January 1, 2011, and our last day in Millersburg, Kentucky, for the holiday weekend…

From where I sit I can see–just outside the sliding glass doors–the line of scrub trees separating the expanse of the old house’s back yard from the cow pasture that swells gently up to the south and is crowned with tombstones, grand ones with names–mostly Miller but also others such as Earlywine and Toadvine–that conjure interesting characters in my mind.

Squatting near the corner of the yard is a small makeshift shed, its orange plexi-glass windows from the inside showing the world to be much warmer than it is this rainy first day of the new year. But I am looking out from inside the house and wondering who gazed at this landscape before I did and what she thought about while surveying the winter-yellowed pasture.

Photo by Meg

Curious about the history of the small town of Millersburg where my husband lives when he is not in Chicago with me, I did a quick search online and found a page from The Bourbon News, June 13, 1842. It provided a brief, but telling, glimpse into a time and culture nearly as foreign as the current southern culture is to this Midwesterner.

Thieves stole seventeen chickens from the coop of Geo. White, just before they arrived home from New York.

Dick Taylor of Midway, passed down to Millersburg Saturday. He said that his uncle Oscar Taylor sold over 2,000 feet of rope in a day or two, for the purpose of dragging the worms off the wheat and barley.

A colored woman sang and shouted herself to death at Louisville. (A much more honorable way to go, in my mind, than the following…)

Miss Laura Kennerd, of Lewis county, committed suicide by drowning, last Friday, on account of being disappointed in love.

Although society–and what makes the news–has changed, I wonder if the view from this window has changed much in the past 100 years.

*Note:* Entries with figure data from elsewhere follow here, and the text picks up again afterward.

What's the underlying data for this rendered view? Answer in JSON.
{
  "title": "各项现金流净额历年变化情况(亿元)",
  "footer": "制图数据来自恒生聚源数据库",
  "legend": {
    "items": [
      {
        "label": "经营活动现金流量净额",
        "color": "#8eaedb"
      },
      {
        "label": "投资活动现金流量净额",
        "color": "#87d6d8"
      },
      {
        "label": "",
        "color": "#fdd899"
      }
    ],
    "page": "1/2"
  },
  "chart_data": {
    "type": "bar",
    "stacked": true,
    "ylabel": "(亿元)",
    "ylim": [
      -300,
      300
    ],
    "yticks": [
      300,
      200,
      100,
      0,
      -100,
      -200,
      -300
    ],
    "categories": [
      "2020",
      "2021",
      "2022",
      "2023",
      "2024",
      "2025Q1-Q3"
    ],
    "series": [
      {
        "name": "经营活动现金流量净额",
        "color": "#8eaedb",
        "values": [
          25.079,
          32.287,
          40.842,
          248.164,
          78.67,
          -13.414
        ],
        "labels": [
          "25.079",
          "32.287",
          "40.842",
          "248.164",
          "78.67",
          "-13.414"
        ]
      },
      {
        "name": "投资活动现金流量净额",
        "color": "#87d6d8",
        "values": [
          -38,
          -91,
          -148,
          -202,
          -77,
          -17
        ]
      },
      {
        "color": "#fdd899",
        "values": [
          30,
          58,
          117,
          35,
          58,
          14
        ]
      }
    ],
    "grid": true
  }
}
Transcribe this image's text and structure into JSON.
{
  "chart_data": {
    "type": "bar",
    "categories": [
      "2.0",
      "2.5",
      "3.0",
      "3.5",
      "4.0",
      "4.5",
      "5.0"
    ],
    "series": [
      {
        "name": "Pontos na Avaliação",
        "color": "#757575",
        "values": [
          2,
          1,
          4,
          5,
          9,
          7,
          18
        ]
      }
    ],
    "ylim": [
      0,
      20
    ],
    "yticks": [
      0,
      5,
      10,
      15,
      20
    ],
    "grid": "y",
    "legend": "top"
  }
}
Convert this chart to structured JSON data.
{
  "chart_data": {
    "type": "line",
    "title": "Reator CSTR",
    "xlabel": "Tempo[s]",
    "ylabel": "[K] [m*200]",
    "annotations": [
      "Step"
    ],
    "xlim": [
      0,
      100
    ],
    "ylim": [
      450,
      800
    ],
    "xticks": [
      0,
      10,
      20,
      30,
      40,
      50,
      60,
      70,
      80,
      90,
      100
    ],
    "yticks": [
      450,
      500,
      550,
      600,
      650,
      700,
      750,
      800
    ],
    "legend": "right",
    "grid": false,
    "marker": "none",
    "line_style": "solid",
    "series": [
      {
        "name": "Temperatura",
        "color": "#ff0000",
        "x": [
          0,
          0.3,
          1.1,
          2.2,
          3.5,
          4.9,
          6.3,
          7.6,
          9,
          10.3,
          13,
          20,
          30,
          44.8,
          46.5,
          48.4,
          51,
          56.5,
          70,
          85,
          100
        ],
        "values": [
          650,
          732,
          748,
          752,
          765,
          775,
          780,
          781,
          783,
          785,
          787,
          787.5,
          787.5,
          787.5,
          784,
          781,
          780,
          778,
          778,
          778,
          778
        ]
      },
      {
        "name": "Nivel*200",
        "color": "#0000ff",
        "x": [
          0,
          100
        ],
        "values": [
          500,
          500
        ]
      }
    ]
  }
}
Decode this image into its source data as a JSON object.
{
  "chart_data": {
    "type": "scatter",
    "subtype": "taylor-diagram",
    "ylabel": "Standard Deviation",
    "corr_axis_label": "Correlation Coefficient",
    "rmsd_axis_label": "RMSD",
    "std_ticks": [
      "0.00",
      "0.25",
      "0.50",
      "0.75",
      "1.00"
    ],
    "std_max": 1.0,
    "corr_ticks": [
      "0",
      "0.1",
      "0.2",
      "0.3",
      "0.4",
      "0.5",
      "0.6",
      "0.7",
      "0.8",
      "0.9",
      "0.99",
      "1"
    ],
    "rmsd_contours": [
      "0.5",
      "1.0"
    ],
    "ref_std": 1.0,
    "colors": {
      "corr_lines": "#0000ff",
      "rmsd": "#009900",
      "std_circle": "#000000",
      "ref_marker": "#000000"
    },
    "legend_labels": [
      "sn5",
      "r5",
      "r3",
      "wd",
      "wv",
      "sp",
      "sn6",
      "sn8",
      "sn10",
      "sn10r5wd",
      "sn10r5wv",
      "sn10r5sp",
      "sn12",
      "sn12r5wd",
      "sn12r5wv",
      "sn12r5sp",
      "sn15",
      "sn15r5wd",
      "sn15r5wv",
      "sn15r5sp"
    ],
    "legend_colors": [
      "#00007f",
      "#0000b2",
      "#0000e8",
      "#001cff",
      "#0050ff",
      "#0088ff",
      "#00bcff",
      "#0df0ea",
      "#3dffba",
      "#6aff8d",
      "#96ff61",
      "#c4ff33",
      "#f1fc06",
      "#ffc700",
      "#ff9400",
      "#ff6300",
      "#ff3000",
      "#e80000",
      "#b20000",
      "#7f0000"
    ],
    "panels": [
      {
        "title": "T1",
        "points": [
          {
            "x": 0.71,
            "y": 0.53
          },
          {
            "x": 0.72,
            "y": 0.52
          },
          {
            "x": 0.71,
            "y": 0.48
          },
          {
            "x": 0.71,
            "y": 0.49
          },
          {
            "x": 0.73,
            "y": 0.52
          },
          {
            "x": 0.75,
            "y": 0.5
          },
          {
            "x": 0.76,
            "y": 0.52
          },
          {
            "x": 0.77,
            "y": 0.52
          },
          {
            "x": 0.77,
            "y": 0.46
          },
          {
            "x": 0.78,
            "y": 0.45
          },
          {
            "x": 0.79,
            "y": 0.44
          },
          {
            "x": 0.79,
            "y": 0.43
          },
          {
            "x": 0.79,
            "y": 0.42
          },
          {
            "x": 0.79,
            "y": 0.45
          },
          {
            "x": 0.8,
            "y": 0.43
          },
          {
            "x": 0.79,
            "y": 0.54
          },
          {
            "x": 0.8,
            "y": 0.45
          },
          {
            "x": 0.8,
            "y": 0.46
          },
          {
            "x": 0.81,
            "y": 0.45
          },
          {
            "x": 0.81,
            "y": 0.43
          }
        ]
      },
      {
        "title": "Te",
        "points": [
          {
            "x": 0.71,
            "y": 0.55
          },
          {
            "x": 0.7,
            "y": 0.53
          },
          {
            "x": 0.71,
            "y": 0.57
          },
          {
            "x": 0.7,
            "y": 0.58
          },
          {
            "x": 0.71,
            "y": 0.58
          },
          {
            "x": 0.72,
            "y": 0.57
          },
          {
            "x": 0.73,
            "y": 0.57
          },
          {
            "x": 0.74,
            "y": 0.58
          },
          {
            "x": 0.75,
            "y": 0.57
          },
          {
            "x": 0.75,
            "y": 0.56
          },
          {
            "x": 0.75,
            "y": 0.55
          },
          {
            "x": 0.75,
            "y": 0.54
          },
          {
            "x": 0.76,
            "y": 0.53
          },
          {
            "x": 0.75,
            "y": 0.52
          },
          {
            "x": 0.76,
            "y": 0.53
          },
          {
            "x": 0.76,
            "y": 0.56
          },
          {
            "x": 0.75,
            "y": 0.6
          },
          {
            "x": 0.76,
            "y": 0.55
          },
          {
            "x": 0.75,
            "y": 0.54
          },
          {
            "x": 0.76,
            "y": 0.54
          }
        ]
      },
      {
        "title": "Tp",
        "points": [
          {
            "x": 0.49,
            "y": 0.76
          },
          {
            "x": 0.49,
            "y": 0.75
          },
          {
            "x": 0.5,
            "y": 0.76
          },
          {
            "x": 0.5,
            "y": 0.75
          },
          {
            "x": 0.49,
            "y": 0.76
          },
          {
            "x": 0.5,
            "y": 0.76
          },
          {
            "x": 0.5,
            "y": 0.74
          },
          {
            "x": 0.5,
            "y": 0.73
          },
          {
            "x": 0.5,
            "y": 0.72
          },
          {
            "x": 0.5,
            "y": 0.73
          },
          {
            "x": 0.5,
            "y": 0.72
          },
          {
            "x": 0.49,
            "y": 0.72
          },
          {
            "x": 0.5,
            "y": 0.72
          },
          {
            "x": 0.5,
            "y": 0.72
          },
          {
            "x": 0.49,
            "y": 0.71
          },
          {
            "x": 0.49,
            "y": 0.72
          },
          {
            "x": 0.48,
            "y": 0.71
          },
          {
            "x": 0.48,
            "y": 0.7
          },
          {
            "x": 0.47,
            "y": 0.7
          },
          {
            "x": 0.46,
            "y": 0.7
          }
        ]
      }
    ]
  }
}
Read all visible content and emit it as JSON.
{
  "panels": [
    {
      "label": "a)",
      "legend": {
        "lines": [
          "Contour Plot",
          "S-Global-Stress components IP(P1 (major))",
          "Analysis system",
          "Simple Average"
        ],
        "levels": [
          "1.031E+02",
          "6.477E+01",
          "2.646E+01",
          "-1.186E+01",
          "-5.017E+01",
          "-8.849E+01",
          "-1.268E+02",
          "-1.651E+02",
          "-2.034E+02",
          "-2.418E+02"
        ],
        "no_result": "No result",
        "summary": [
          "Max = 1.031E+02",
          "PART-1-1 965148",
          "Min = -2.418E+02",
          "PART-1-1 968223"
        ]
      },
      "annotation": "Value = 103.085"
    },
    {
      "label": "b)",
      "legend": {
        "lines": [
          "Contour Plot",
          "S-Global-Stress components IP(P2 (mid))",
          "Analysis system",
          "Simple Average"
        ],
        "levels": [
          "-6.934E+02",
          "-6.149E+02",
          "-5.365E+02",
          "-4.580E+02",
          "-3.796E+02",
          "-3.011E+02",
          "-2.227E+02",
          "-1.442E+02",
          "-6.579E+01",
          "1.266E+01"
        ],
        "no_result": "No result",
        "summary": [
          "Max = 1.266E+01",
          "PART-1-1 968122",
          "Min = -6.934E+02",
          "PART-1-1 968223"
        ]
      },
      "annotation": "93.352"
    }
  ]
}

The old pump outside the door where we’d like to have a patio instead makes me think not. The wrap around front porch still invites the family to quiet summer evenings sipping iced tea. Inside the house, we have torn out plaster walls meant to stand forever, telling from the effort it takes to remove them. The grand pocket doors slide reluctantly, and the coal fireplace in the main bedroom we are remodeling will be a nice place to burn candles one day.

Photo by Meg

Houses like ours have a “spirit” about them. Maybe something about the people who have lived here remains, their patterns of life tread into the dark wood floors, their laughter caught in the eaves, and their sorrows settled with the dirt and stone of the foundation.

The same is true of small towns like Millersburg whose new residents may wonder how on earth they came to be here but whose founders have become part of the field I now look out upon.